Ricotta Gnocchi With Mushrooms and Spinach 7 Steps
Prep the water: Bring a large stockpot of liberally-salted water to a boil over high heat.
Drain the ricotta: While your water is coming to a boil, place 3-4 paper towels on a large plate and spread the ricotta on the paper towels in an even layer. Place another layer of 3-4 paper towels on top of the ricotta. Then press down gently to let the excess moisture soak into the paper towels, trying to soak up as much of the excess liquid as possible. Transfer the ricotta to a large mixing bowl. If ricotta sticks to the paper towels, just use a rubber spatula to scrape it off. The drained ricotta should now weigh roughly 12 ounces.
Mix dough ingredients: Add the egg yolks to the ricotta and stir briefly to combine. Add in the flour, Parmesan, salt and pepper, and stir until evenly combined. Avoid over-mixing. The dough will be a bit moist and maybe a bit sticky, but it should bind together. If it feels too wet, just add in another few tablespoons of flour.
Roll out and cut the dough. Shape the dough into a round disk with your hands, then transfer it to a lightly-floured cutting board and sprinkle the dough lightly with flour. Using a knife or a bench scraper, cut the dough into eight even pie wedges. Using your hands, gently roll out each wedge out into an even log, approximately 3/4-inch wide. Cut each log into individual bite-sized little gnocchi squares. Lightly dust the gnocchi with flour once more and give them a quick toss so that they are all lightly coated with flour (this will help prevent them from sticking together).

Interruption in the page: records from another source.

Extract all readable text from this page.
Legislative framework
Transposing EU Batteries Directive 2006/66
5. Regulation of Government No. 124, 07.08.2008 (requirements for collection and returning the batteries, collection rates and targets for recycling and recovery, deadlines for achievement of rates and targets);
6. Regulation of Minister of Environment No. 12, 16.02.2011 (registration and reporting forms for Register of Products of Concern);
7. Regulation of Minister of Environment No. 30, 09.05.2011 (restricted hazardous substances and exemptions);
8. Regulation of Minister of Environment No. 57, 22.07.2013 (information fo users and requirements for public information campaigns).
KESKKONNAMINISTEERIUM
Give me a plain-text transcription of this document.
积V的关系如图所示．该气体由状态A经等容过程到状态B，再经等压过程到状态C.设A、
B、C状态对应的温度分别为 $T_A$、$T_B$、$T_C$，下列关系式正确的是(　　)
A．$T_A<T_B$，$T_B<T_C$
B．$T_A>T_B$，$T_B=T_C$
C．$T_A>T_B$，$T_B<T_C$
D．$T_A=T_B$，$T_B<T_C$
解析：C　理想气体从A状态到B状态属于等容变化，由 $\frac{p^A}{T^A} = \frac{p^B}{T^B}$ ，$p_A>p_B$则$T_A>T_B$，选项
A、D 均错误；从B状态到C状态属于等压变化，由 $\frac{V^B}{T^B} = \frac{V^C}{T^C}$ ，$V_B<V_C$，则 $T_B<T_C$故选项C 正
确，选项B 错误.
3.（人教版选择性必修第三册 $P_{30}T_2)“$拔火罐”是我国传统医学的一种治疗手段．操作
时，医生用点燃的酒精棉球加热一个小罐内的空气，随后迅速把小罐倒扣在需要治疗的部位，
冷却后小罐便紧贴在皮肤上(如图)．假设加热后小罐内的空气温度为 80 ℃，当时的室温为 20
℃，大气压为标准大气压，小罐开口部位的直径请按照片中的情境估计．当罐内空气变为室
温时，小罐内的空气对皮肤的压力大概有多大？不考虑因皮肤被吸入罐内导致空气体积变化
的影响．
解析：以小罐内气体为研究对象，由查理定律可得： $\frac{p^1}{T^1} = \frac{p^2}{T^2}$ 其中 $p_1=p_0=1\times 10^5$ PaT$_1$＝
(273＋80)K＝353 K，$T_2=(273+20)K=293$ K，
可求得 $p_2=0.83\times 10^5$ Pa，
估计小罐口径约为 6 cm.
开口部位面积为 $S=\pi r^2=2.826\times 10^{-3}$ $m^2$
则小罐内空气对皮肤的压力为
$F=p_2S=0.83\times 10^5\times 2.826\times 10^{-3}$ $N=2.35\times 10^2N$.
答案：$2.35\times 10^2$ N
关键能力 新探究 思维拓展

Boil the gnocchi: Carefully transfer the gnocchi to the boiling water to cook. Once they float -- usually after 30 seconds or so -- drain the gnocchi.
To Serve: Sautée mushrooms in butter until caramelized (roughly 10 minutes or more). Add gnocchi and sautée until golden crust begins to form on gnocchi. Add spinach, cover and let steam.
Uncover, season with more salt and pepper to taste and serve.